CNN reports that “The inspector general concluded that the whistleblower complaint was ‘credible’ and ‘urgent’ — a level of seriousness that requires the Justice Department to notify Congress. The IG followed this protocol by forwarding the whistleblower's report to Joseph Maguire, the acting director of national intelligence, who has refused to share it with Congress.”

President Trump’s continued efforts to challengeAmerica’s institutions of justice present a real threat to public safety. Market Watch cites examples of several occasions in the past where the president has deliberately attempted to undermine the efforts of intelligence agencies.

“FBI agents and intelligence officers rely on the public to help gather leads and serve as informants. A lack of public trust might mean fewer people will come forward to help guard against threats.

In 2017, he compromised a sensitive Israeli intelligence operation in Syria by bragging about what he knew to visiting Russian diplomats.”

The president does not seem to be getting tired of doing this.

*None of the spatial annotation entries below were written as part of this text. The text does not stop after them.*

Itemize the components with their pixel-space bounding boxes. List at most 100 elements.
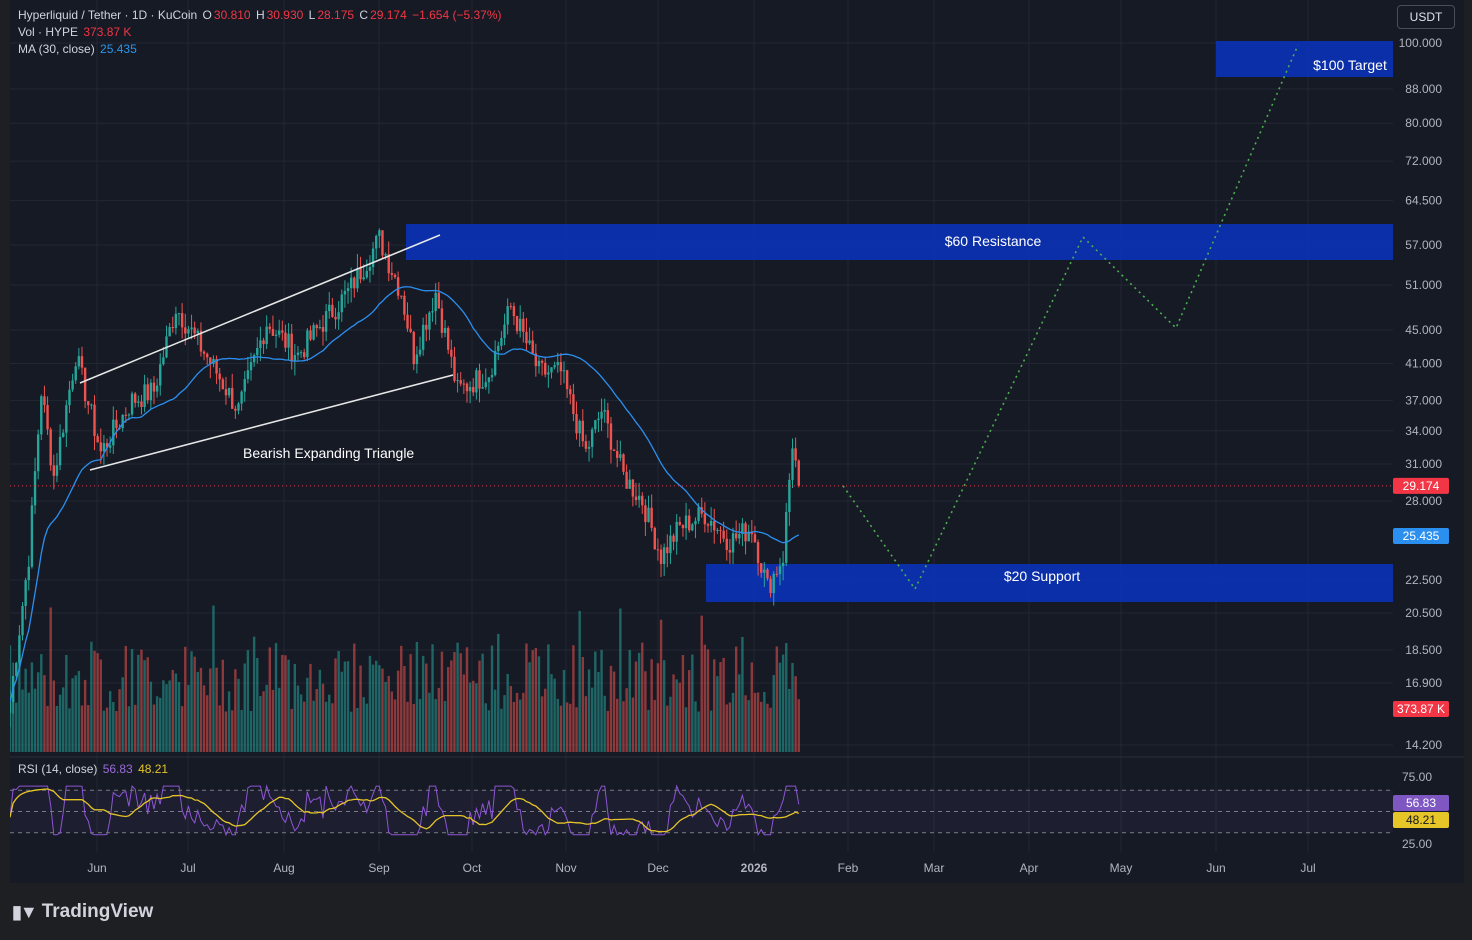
candle-body <box>346 288 350 291</box>
volume-bar <box>484 703 487 752</box>
candle-body <box>791 448 794 480</box>
candle-body <box>688 515 691 531</box>
time-tick-label: Mar <box>924 861 945 875</box>
candle-body <box>553 365 556 368</box>
volume-bar <box>259 695 262 752</box>
candle-body <box>68 389 71 406</box>
candle-body <box>597 418 600 421</box>
tradingview-logo-icon: ▮▼ <box>12 901 38 922</box>
rsi-legend[interactable]: RSI (14, close) 56.83 48.21 <box>18 762 170 776</box>
volume-bar <box>162 680 165 752</box>
volume-bar <box>187 684 190 752</box>
candle-body <box>472 386 475 393</box>
volume-bar <box>522 692 525 752</box>
volume-bar <box>309 663 312 752</box>
candle-body <box>703 513 707 525</box>
candle-body <box>631 479 635 497</box>
chart-canvas[interactable]: $100 Target $60 Resistance $20 Support Bea… <box>8 0 1464 883</box>
volume-bar <box>544 688 547 752</box>
volume-bar <box>331 703 334 752</box>
ma-legend[interactable]: MA (30, close) 25.435 <box>18 42 139 56</box>
candle-body <box>738 533 741 539</box>
volume-legend[interactable]: Vol · HYPE 373.87 K <box>18 25 133 39</box>
volume-bar <box>797 699 800 752</box>
tradingview-logo[interactable]: ▮▼ TradingView <box>12 899 153 925</box>
candle-body <box>709 520 713 526</box>
candle-body <box>481 387 484 389</box>
volume-bar <box>412 703 415 752</box>
low-label: L <box>308 8 316 22</box>
candle-body <box>309 330 312 340</box>
volume-bar <box>315 689 318 752</box>
volume-bar <box>706 649 710 752</box>
volume-bar <box>227 691 231 752</box>
candle-body <box>202 351 206 354</box>
candle-body <box>205 353 209 358</box>
candle-body <box>168 327 171 337</box>
volume-bar <box>421 655 425 752</box>
volume-bar <box>71 678 74 752</box>
candle-body <box>356 267 359 289</box>
volume-bar <box>375 660 378 752</box>
symbol-legend[interactable]: Hyperliquid / Tether · 1D · KuCoin O 30.8… <box>18 8 504 22</box>
volume-bar <box>249 710 253 752</box>
candle-body <box>378 230 381 236</box>
volume-bar <box>512 702 516 752</box>
volume-bar <box>218 705 221 752</box>
candle-body <box>36 434 40 472</box>
candle-body <box>772 573 775 594</box>
volume-bar <box>177 681 181 752</box>
volume-bar <box>462 674 466 752</box>
volume-bar <box>753 692 757 752</box>
candle-body <box>184 327 187 334</box>
volume-bar <box>518 699 522 752</box>
candle-body <box>713 520 716 531</box>
candle-body <box>334 316 337 320</box>
volume-bar <box>87 705 90 752</box>
volume-bar <box>497 633 500 752</box>
volume-bar <box>105 707 109 752</box>
volume-bar <box>750 662 754 752</box>
candle-body <box>484 382 487 388</box>
volume-bar <box>231 710 234 752</box>
candle-body <box>744 523 747 542</box>
volume-bar <box>631 697 635 752</box>
candle-body <box>306 330 309 358</box>
candle-body <box>108 445 112 448</box>
volume-bar <box>581 656 584 752</box>
volume-bar <box>490 645 494 752</box>
price-badge-label: 56.83 <box>1406 796 1436 810</box>
high-label: H <box>255 8 265 22</box>
candle-body <box>428 312 431 330</box>
candle-body <box>390 273 394 275</box>
candle-body <box>171 327 174 329</box>
volume-bar <box>299 694 303 752</box>
volume-bar <box>778 662 782 752</box>
volume-bar <box>387 675 390 752</box>
candle-body <box>243 379 246 392</box>
candle-body <box>425 324 428 330</box>
candle-body <box>33 471 37 506</box>
currency-button[interactable]: USDT <box>1397 5 1455 29</box>
volume-bar <box>722 657 725 752</box>
volume-bar <box>55 705 59 752</box>
candle-body <box>547 372 550 375</box>
price-tick-label: 28.000 <box>1405 494 1442 508</box>
volume-bar <box>437 687 441 752</box>
candle-body <box>209 357 212 364</box>
candle-body <box>177 313 181 315</box>
candle-body <box>587 446 591 449</box>
zone-rect <box>406 224 1393 260</box>
candle-body <box>412 331 415 365</box>
volume-bar <box>760 701 763 752</box>
volume-bar <box>384 681 387 752</box>
volume-bar <box>137 654 140 752</box>
volume-bar <box>256 658 259 752</box>
price-tick-label: 64.500 <box>1405 194 1442 208</box>
volume-bar <box>378 665 381 752</box>
volume-bar <box>675 679 678 752</box>
volume-bar <box>587 669 591 752</box>
volume-bar <box>540 696 544 752</box>
volume-bar <box>362 697 365 752</box>
candle-body <box>562 370 566 372</box>
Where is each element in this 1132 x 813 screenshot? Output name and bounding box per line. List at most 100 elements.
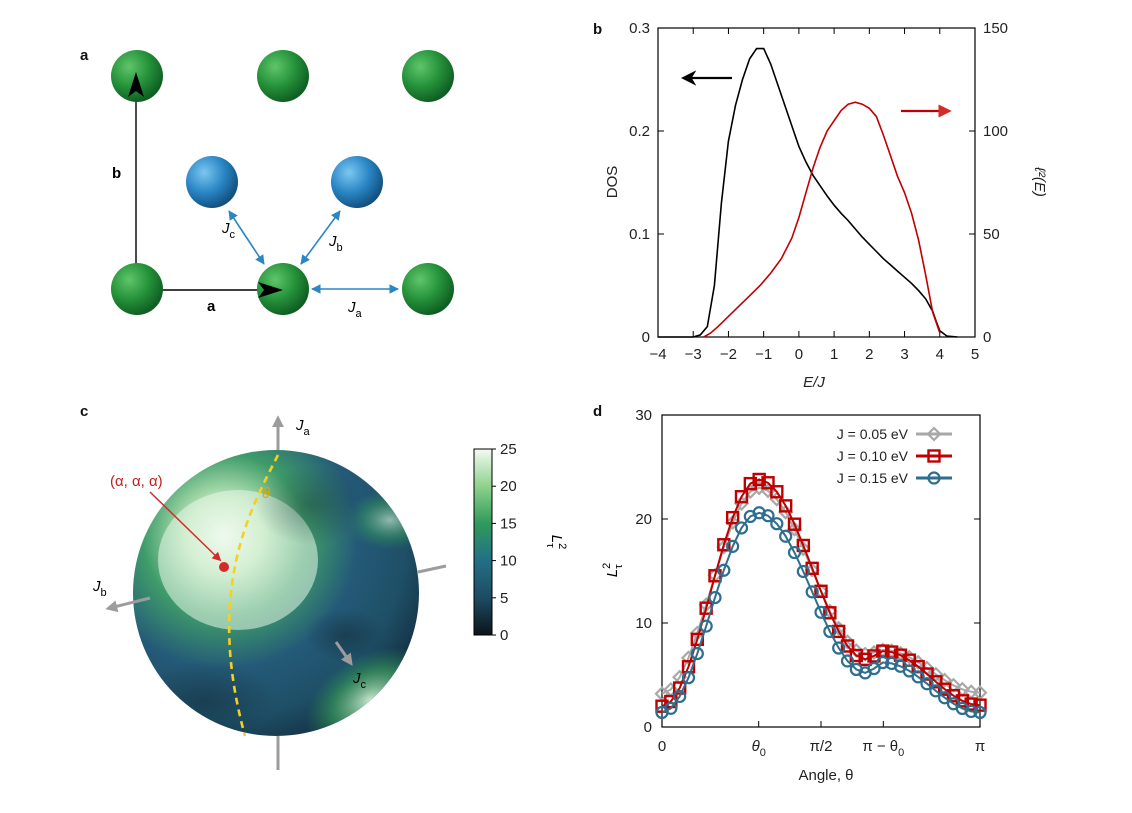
data-point-circle [823,624,837,639]
data-point-circle [938,691,952,705]
data-point-circle [726,539,740,553]
vector-b-arrowhead [128,72,144,97]
data-point-circle [796,564,810,579]
data-point-square [831,624,846,639]
data-point-circle [929,684,943,698]
green-atom [402,263,454,315]
colorbar: 25 20 15 10 5 0 L2τ [473,441,568,644]
jc-axis-arrow [334,641,353,666]
x-tick-label: θ0 [752,738,766,759]
y-tick-label: 10 [635,615,652,632]
data-point-circle [770,517,784,531]
jb-axis-arrow [105,596,151,613]
data-point-circle [920,677,934,691]
chart-d-series [654,472,988,720]
data-point-circle [840,654,855,668]
panel-a-label: a [80,47,89,64]
y-tick-label: 30 [635,407,652,424]
data-point-circle [973,705,987,720]
series-square [655,472,987,713]
x-tick-label: −4 [649,346,666,363]
data-point-square [672,681,687,695]
data-point-circle [681,671,696,685]
data-point-circle [664,701,678,715]
data-point-square [814,584,828,598]
x-tick-label: 4 [936,346,944,363]
data-point-circle [734,521,749,535]
data-point-square [717,538,731,552]
data-point-circle [911,670,925,684]
colorbar-tick-label: 20 [500,478,517,495]
y-tick-label-right: 50 [983,226,1000,243]
alpha-pointer [149,491,222,562]
data-point-circle [779,529,793,543]
data-point-square [743,476,758,491]
data-point-diamond [795,541,811,557]
panel-a: a b a Jc Jb Ja [80,47,454,320]
data-point-square [787,517,802,531]
coupling-label-ja: Ja [347,299,363,320]
theta-label: θ [262,485,270,502]
data-point-circle [787,545,802,560]
x-tick-label: 5 [971,346,979,363]
data-point-square [778,499,793,513]
data-point-square [752,472,766,487]
chart-d-legend: J = 0.05 eV J = 0.10 eV J = 0.15 eV [837,426,952,486]
l2-sphere [133,450,419,737]
data-point-square [796,538,811,553]
chart-d-ticks: 0 θ0 π/2 π − θ0 π 0 10 20 30 [635,407,985,759]
blue-atom [331,156,383,208]
chart-d-xlabel: Angle, θ [798,767,853,784]
theta-dashed-path [227,454,280,737]
green-atom [402,50,454,102]
coupling-label-jc: Jc [221,220,236,241]
y-tick-label-left: 0.3 [629,20,650,37]
blue-atom [186,156,238,208]
x-tick-label: π/2 [810,738,833,755]
colorbar-tick-label: 0 [500,627,508,644]
data-point-square [761,476,775,490]
data-point-circle [690,646,704,661]
data-point-circle [927,471,941,485]
x-tick-label: 0 [795,346,803,363]
data-point-square [770,485,784,499]
data-point-diamond [786,521,803,537]
y-tick-label-left: 0 [642,329,650,346]
vector-a-label: a [207,298,216,315]
coupling-arrow-jb [300,210,341,265]
x-tick-label: −2 [720,346,737,363]
data-point-square [823,606,837,620]
data-point-diamond [926,426,942,442]
colorbar-tick-label: 5 [500,590,508,607]
y-tick-label-left: 0.1 [629,226,650,243]
axis-label-jb: Jb [92,578,107,599]
panel-b-label: b [593,21,602,38]
data-point-circle [761,509,775,523]
data-point-circle [902,664,916,678]
x-tick-label: 2 [865,346,873,363]
legend-label: J = 0.05 eV [837,426,909,442]
chart-b-frame [657,27,976,338]
data-point-circle [832,641,846,655]
y-tick-label-right: 0 [983,329,991,346]
series-line [661,478,981,708]
colorbar-tick-label: 10 [500,553,517,570]
data-point-square [858,652,872,667]
alpha-point [219,562,229,572]
x-tick-label: −1 [755,346,772,363]
data-point-square [734,490,749,504]
axis-label-ja: Ja [295,417,311,438]
coupling-arrow-jc [228,210,265,265]
chart-b-xlabel: E/J [803,374,825,391]
data-point-square [973,698,987,712]
data-point-circle [964,704,978,719]
axis-label-jc: Jc [352,670,367,691]
x-tick-label: 0 [658,738,666,755]
data-point-circle [673,689,687,704]
alpha-point-label: (α, α, α) [110,473,163,490]
data-point-circle [876,655,890,670]
jb-axis-tail [417,564,447,574]
chart-b-ylabel-right: ℓ²(E) [1031,166,1048,197]
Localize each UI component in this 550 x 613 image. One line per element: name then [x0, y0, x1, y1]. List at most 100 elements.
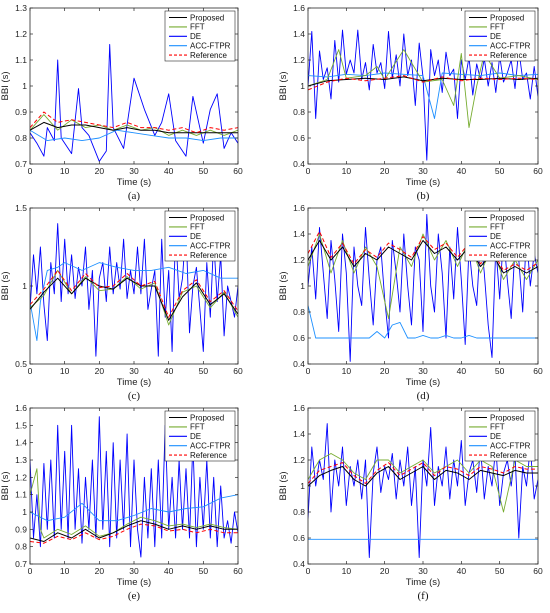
y-tick-label: 1.6 — [293, 3, 305, 13]
y-tick-label: 1.2 — [15, 472, 27, 482]
legend-label: Reference — [190, 451, 227, 460]
x-tick-label: 40 — [164, 566, 174, 576]
x-tick-label: 50 — [495, 166, 505, 176]
x-tick-label: 30 — [129, 566, 139, 576]
y-axis-label: BBI (s) — [278, 271, 289, 300]
y-tick-label: 1.5 — [15, 420, 27, 430]
y-tick-label: 1.2 — [293, 255, 305, 265]
legend-label: Proposed — [190, 213, 224, 222]
series-line-proposed — [30, 277, 238, 321]
series-group — [30, 223, 238, 357]
legend-label: ACC-FTPR — [490, 442, 531, 451]
legend-label: FFT — [190, 223, 205, 232]
y-tick-label: 0.8 — [293, 507, 305, 517]
x-tick-label: 60 — [233, 566, 243, 576]
legend-label: Reference — [190, 251, 227, 260]
series-line-proposed — [30, 121, 238, 134]
series-line-reference — [308, 75, 538, 91]
subplot-caption: (e) — [128, 590, 141, 602]
y-tick-label: 1 — [300, 481, 305, 491]
series-line-de — [30, 416, 238, 558]
x-axis-label: Time (s) — [117, 177, 151, 188]
legend-label: FFT — [190, 423, 205, 432]
x-tick-label: 10 — [342, 566, 352, 576]
x-tick-label: 40 — [164, 366, 174, 376]
x-tick-label: 20 — [95, 566, 105, 576]
series-line-reference — [30, 523, 238, 544]
legend-label: DE — [490, 232, 501, 241]
series-line-reference — [30, 111, 238, 134]
x-tick-label: 20 — [95, 366, 105, 376]
y-tick-label: 1.6 — [15, 403, 27, 413]
y-tick-label: 0.8 — [293, 307, 305, 317]
x-tick-label: 10 — [60, 566, 70, 576]
x-tick-label: 20 — [95, 166, 105, 176]
subplot-caption: (a) — [128, 190, 141, 202]
y-tick-label: 1.4 — [293, 29, 305, 39]
series-line-de — [308, 214, 538, 362]
legend-label: Proposed — [490, 13, 524, 22]
x-axis-label: Time (s) — [406, 577, 440, 588]
legend-label: Reference — [490, 51, 527, 60]
x-tick-label: 60 — [533, 166, 543, 176]
legend-label: FFT — [490, 223, 505, 232]
series-line-fft — [308, 453, 538, 513]
series-group — [30, 43, 238, 162]
y-tick-label: 1.3 — [15, 455, 27, 465]
y-axis-label: BBI (s) — [0, 471, 11, 500]
y-tick-label: 1.6 — [293, 403, 305, 413]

“Last month,” Harrington writes, “he [Trump] taunted Iran by tweeting a highly classified image from a U.S. spy satellite, complete with detailed annotations of a missile failure at an Iranian test site. As private-sector analysts immediately pointed out, the image will be of immense value to U.S. adversaries.”

Of course President Trump is certainly not the first US president to have misgivings about America's spies; however, he is most definitely the only president who has confronted the intelligence community so openly. It appears as though President Trump is deliberately making the job of US intelligence analysts more difficult, and at this time, it has become necessary that other national-security policymakers must support them in providing in-depth, fact-based assessments.